[Primo Levi se souvient de la libération par les Russes du camp de travail de Buna, en janvier 1945]
La première patrouille russe arriva en vue du camp vers midi, le 27 janvier 1945. Charles et moi la découvrîmes avant les autres ; nous transportions à la fosse commune le corps de Somogyi, le premier mort de notre chambrée. Nous renversâmes la civière sur la neige souillée car la fosse commune était pleine et l’on ne donnait pas d’autre sépulture : Charles enleva son bonnet pour saluer les vivants et les morts.
C’étaient quatre jeunes soldats à cheval qui avançaient avec précaution, la mitraillette au côté, le long de la roue qui bordait le camp. Lorsqu’ils arrivèrent près des barbelés, ils s’arrêtèrent pour regarder, en échangeant quelques mots brefs et timides et en jetant des regards lourds d’un étrange embarras sur les cadavres en désordre, les baraquements disloqués et sur nous, rares survivants. (…)
Ils ne nous saluaient pas, ne nous souriaient pas : à leur pitié semblait s’ajouter un sentiment confus de gêne qui les oppressait, les rendait muets et enchaînait leurs regards à ce spectacle funèbre. C’était la même honte que nous connaissions bien, celle qui nous accablait après les sélections et chaque fois que nous devions ou nous soumettre à un outrage : la honte que les Allemands ignorèrent, celle que le juste éprouve devant la faute commise par autrui, tenaillé par l’idée qu’elle existe, qu’elle ait été introduite irrévocablement dans l’univers des choses existantes et que sa bonne volonté se soit montrée nulle ou insuffisante et totalement inefficace.
C’est pourquoi, pour nous aussi, l’heure de la liberté eut une résonance sérieuse et grave et emplît nos âmes à la fois de joie et d’un douloureux sentiment de pudeur grâce auquel nous aurions voulu laver nos consciences de la laideur qui y régnait ; et de peine, car nous sentions que rien ne pouvait arriver d’assez bon et d’assez pur pour effacer notre passé, que les marques resteraient en nous pour toujours, dans le souvenir de ceux qui y avaient assisté, dans les lieux où cela s’était produit et dans les récits que nous en ferions. Car, et c’est là le terrible privilège de notre génération et de mon peuple, personne n’a jamais pu, mieux que nous, saisir le caractère indélébile de l’offense qui s’étend comme une épidémie. Il est absurde de penser que la justice humaine l’efface : elle brise l’âme et le corps de ses victimes, les anéantit et les rend abjects ; elle rejaillit avec infamie sur les oppresseurs, entretient la haine chez les survivants et prolifère de mille façons, contre la volonté de chacun, sous forme de lâcheté morale, de négation, de lassitude, de renoncement.

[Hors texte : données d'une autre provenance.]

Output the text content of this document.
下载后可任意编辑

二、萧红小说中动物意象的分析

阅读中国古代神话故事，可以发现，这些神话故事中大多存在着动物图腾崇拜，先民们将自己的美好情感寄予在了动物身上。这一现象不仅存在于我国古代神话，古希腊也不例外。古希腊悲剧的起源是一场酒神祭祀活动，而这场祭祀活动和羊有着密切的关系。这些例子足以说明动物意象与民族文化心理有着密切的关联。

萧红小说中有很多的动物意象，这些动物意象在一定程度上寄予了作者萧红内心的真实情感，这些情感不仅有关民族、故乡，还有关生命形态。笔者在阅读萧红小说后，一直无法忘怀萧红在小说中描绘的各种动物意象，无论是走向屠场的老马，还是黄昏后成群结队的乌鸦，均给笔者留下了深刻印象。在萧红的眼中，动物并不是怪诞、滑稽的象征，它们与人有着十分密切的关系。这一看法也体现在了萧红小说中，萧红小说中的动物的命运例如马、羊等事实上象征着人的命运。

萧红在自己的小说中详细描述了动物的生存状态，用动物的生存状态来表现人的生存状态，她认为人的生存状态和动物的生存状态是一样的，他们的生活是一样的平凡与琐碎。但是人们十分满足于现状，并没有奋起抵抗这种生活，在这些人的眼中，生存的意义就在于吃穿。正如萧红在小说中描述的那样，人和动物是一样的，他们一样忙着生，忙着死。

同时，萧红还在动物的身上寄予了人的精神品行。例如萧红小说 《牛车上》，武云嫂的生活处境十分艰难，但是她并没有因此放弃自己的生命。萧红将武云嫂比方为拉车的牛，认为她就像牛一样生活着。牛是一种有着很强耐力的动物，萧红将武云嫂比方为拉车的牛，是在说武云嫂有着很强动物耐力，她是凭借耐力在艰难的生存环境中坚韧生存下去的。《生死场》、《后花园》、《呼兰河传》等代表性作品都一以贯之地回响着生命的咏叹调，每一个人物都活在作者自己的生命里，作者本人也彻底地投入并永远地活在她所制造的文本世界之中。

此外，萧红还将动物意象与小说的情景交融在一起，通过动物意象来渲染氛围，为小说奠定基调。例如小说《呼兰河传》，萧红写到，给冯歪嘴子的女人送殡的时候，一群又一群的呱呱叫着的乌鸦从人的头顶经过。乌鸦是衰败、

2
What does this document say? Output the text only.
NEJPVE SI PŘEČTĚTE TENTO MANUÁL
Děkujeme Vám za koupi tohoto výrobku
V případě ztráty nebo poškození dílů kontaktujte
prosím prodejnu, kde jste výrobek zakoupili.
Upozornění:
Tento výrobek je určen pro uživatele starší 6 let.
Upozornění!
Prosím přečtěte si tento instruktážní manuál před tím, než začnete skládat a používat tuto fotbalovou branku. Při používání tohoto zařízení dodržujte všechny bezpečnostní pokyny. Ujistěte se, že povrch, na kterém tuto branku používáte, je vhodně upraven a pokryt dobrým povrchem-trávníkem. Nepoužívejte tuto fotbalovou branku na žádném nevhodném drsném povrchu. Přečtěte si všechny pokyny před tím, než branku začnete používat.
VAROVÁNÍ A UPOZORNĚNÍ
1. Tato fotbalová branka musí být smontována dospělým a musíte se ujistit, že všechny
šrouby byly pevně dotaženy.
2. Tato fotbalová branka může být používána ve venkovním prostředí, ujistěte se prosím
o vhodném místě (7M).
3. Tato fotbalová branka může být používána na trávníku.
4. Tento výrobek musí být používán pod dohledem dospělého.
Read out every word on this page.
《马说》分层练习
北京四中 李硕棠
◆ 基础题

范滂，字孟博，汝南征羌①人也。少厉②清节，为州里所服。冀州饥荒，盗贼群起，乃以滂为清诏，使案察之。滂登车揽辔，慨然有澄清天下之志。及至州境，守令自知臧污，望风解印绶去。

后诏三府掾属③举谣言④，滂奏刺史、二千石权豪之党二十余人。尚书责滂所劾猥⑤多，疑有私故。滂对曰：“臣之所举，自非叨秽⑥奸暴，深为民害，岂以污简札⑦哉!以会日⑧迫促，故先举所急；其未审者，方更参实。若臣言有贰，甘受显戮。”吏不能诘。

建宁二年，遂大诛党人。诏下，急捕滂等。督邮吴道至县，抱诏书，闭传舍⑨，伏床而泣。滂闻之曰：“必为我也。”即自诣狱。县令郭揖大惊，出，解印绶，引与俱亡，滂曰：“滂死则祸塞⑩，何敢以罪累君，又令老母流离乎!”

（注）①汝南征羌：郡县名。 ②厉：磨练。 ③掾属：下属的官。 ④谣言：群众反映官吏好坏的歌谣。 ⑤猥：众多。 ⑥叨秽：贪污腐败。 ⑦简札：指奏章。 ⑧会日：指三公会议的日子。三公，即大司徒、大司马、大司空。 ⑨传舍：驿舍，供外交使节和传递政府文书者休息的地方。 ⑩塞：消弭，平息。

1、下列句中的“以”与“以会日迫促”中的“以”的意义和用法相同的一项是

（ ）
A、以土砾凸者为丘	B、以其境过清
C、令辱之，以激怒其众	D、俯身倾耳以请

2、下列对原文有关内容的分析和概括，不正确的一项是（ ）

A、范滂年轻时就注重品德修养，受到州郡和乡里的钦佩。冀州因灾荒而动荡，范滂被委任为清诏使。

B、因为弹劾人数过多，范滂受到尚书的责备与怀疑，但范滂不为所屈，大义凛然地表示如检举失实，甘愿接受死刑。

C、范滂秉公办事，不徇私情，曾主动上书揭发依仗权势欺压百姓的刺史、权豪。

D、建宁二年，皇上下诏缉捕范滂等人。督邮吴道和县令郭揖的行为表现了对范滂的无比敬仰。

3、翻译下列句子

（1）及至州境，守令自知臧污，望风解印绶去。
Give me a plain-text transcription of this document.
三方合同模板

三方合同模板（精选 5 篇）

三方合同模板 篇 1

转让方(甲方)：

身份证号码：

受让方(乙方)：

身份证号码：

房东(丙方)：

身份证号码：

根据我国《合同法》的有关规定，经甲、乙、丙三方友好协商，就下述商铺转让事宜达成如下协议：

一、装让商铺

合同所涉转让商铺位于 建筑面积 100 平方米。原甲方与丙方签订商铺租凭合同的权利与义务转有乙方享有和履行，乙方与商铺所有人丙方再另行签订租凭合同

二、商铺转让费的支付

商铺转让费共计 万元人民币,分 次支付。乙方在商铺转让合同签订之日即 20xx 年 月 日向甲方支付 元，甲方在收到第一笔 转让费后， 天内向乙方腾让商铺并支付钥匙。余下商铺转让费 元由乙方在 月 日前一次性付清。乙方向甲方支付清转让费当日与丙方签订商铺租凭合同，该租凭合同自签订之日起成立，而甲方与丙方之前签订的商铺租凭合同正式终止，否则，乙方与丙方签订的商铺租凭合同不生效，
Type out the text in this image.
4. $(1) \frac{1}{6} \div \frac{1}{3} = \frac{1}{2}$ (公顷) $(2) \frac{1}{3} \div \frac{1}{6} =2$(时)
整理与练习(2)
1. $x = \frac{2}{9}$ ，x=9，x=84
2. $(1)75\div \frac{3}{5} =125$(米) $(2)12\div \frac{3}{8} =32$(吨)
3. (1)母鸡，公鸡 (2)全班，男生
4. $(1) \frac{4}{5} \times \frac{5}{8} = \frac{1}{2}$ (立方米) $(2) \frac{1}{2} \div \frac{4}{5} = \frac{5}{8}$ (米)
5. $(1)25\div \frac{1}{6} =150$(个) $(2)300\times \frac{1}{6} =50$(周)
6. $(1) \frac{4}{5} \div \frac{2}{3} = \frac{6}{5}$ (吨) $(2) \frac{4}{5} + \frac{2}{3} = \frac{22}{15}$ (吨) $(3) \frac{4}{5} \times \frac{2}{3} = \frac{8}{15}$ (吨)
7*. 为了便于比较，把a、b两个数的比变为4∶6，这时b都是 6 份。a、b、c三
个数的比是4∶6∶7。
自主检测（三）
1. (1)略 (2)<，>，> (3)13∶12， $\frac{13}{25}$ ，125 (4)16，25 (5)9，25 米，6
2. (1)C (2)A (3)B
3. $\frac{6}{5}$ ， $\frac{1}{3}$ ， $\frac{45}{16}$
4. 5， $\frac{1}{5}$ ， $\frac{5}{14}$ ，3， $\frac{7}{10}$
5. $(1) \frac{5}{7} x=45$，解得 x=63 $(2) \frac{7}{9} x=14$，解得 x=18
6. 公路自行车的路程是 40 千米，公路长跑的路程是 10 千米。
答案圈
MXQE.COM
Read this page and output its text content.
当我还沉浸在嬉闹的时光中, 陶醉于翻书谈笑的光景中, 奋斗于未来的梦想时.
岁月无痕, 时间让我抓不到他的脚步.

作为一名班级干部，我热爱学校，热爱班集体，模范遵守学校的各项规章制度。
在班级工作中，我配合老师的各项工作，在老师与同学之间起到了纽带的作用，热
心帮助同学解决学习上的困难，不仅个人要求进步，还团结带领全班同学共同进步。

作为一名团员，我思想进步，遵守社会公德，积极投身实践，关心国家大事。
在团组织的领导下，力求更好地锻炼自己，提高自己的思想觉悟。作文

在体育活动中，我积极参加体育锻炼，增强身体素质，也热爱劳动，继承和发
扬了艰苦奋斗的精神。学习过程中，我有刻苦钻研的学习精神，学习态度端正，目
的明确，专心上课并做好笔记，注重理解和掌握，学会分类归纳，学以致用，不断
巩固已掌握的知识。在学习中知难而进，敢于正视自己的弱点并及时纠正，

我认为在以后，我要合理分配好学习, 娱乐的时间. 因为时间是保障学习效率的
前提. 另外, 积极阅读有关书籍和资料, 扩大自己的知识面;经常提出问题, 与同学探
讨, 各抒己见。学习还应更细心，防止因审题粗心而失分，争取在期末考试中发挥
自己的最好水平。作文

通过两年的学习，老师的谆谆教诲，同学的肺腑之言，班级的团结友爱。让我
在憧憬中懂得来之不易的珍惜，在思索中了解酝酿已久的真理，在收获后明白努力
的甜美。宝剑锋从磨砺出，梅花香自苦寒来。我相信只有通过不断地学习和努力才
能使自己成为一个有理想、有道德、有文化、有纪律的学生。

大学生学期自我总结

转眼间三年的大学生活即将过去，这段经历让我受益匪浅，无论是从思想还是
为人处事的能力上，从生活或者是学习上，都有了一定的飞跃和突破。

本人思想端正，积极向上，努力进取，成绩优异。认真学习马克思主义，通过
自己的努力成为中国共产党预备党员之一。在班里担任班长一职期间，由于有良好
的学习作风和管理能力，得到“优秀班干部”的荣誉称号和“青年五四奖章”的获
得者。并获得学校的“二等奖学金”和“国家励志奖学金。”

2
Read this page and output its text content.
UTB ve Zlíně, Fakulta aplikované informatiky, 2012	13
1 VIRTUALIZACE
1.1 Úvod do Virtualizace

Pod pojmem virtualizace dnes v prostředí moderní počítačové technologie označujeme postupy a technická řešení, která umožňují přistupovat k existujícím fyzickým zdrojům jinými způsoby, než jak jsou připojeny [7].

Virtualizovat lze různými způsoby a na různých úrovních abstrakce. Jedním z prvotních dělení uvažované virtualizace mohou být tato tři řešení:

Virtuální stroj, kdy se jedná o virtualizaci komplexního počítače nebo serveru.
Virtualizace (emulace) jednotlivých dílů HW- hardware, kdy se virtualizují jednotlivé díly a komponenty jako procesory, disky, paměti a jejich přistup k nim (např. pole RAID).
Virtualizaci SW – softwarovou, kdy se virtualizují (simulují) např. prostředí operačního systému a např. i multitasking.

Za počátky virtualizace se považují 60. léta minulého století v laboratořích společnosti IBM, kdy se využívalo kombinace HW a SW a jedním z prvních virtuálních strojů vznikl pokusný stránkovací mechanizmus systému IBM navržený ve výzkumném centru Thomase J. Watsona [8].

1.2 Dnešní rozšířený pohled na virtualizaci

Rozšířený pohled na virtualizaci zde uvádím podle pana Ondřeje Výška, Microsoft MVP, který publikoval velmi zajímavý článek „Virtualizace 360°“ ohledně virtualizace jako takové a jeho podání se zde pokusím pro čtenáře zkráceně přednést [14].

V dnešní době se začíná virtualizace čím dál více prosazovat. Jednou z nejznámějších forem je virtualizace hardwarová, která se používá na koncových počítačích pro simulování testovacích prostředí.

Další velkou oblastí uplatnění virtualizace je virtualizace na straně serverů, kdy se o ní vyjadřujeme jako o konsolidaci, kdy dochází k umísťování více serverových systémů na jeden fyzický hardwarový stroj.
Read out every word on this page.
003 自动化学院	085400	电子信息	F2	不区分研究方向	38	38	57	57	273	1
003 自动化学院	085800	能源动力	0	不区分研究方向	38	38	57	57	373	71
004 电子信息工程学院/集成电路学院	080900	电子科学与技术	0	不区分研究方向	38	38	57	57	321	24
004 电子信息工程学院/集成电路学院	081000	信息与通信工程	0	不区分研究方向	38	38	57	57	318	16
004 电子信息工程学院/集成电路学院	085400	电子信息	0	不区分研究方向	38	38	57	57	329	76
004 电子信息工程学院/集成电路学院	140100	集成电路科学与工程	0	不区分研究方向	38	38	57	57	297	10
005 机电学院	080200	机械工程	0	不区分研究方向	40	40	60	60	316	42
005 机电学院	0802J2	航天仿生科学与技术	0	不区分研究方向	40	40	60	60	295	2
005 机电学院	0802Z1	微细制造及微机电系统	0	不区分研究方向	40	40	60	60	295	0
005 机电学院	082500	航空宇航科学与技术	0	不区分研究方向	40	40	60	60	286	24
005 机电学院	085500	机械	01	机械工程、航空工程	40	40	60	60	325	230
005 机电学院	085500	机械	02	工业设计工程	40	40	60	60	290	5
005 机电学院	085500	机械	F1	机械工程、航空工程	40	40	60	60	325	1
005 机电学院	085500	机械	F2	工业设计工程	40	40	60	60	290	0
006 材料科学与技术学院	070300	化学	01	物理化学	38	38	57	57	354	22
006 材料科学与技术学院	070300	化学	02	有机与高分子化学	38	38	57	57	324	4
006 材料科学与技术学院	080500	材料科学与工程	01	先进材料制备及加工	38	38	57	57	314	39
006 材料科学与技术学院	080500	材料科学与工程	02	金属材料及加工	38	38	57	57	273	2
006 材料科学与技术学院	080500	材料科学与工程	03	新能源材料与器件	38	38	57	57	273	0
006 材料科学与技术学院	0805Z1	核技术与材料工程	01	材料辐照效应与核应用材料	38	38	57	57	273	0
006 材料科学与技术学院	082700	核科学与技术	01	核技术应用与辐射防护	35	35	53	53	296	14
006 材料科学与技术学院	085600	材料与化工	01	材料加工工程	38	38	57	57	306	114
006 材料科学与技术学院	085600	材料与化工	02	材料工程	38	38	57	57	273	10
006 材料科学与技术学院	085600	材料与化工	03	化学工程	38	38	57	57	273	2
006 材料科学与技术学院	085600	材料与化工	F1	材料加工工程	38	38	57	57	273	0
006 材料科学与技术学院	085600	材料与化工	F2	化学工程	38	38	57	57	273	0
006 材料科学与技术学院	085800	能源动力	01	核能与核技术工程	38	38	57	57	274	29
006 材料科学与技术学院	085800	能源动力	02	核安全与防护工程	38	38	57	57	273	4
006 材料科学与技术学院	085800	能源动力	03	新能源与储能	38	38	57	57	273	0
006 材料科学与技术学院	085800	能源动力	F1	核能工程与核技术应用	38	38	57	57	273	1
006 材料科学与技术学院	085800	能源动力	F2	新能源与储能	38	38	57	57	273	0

Ces choses que nous débrouillons mal alors et que la plupart ressentaient seulement comme un accès de fatigue mortelle accompagnèrent pour nous la joie de la libération. C’est pourquoi peu d’entre nous coururent au-devant de nos sauveurs, peu tombèrent à genoux. Charles et moi restâmes un moment debout près de la fosse débordante de membres livides tandis que d’autres abattaient des barbelés ; puis nous rentrâmes avec la civière vide, porter la nouvelle à nos camarades.